BLACK HOLES AND BABY UNIVERSES

and Other Essays

by Stephen Hawking

Pub Date: Sept. 15th, 1993
ISBN: 0-553-09523-4
Publisher: Bantam

Superstar physicist Hawking—whose A Brief History of Time (1988) is ensconsed in the Guinness Book of Records for having had the longest bestseller-run in English-language history—returns with 11 essays and one interview, covering matters autobiographical, scientific, and philosophical. The autobiographical pieces share a sketchy, conversational tone and drop a few tasty nuggets: Hawking didn't learn to read until he was eight and proved to be (in the Einstein tradition) a mediocre student; if dropped on a desert island, he would listen to Mozart's Requiem and read Middlemarch. But even so, these pieces keep Hawking's inner life strictly under wraps. Most of the other essays, which tend to repeat themselves, cover the author's major scientific insights: that the universe is "neither created nor destroyed''; that space/time began 15 billion years ago and is finite but boundless, like the surface of a globe. Hawking cites as his "most surprising discovery'' the realization that black holes are not self-enclosed but leak particles and radiation: This leads directly to his most recent enthusiasm, ``baby universes,'' generated by black holes, which branch off from our own universe and sometimes return to it.

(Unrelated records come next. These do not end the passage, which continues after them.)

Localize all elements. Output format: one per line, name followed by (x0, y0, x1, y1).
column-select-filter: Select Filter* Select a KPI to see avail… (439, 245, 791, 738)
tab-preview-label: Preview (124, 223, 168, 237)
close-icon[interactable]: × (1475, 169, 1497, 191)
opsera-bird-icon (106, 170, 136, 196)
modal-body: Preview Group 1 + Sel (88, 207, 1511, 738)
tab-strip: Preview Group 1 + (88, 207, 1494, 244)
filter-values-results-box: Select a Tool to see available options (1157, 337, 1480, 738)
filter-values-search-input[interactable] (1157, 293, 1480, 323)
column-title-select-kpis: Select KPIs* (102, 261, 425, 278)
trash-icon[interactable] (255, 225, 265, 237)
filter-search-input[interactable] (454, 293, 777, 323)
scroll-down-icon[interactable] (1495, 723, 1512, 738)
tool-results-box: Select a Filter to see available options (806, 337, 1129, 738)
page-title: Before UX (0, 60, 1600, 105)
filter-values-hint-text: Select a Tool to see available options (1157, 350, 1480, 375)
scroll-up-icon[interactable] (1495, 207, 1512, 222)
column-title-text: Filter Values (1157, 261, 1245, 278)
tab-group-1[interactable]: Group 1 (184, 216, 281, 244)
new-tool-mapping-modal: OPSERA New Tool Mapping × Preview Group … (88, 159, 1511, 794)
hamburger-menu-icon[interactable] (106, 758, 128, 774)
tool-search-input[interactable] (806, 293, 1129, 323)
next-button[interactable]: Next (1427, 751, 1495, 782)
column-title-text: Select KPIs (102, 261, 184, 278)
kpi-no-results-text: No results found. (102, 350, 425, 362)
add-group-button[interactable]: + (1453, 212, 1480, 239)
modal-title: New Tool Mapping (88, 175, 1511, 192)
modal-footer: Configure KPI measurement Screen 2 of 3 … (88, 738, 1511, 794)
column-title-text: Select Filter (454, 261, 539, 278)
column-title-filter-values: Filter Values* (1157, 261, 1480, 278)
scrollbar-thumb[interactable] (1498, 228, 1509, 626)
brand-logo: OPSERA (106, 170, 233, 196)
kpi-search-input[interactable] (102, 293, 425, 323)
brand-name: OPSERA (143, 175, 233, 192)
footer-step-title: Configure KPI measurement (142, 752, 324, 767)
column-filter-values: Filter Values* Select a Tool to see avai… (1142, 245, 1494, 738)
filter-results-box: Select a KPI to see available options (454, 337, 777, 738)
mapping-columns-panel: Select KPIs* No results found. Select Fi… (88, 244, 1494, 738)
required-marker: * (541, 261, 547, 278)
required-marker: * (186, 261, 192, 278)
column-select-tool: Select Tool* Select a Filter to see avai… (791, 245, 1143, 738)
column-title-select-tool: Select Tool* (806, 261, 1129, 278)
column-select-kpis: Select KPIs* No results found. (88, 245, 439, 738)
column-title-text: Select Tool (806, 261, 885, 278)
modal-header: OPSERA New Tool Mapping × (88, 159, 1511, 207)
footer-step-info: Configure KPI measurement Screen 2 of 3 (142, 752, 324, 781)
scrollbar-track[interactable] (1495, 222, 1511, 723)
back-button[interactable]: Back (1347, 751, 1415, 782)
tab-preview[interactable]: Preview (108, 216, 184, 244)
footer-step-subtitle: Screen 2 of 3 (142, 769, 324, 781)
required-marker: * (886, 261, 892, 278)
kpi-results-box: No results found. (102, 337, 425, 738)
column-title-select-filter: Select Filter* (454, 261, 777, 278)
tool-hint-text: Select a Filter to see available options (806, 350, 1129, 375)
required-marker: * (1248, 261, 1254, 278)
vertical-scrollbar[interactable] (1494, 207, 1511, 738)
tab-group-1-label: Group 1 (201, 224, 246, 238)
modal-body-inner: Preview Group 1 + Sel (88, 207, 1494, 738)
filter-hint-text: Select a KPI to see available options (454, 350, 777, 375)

Sometimes the going is thick ("the N=8 theory has twenty-eight spin-1 particles''), but most of Hawking's arguments will be clear to educated laypeople. His weak suit is philosophy, and, indeed, he includes a mild-mannered attack on professional philosophers, many of whom find his discussions of the big questions—what is creation? does God exist?—to be, as he puts it, "naive and simple-minded.'' No matter: Hawking will be remembered for his physics, not his metaphysics. Not much new, but people feel smarter just by buying a Hawking book. This will sell.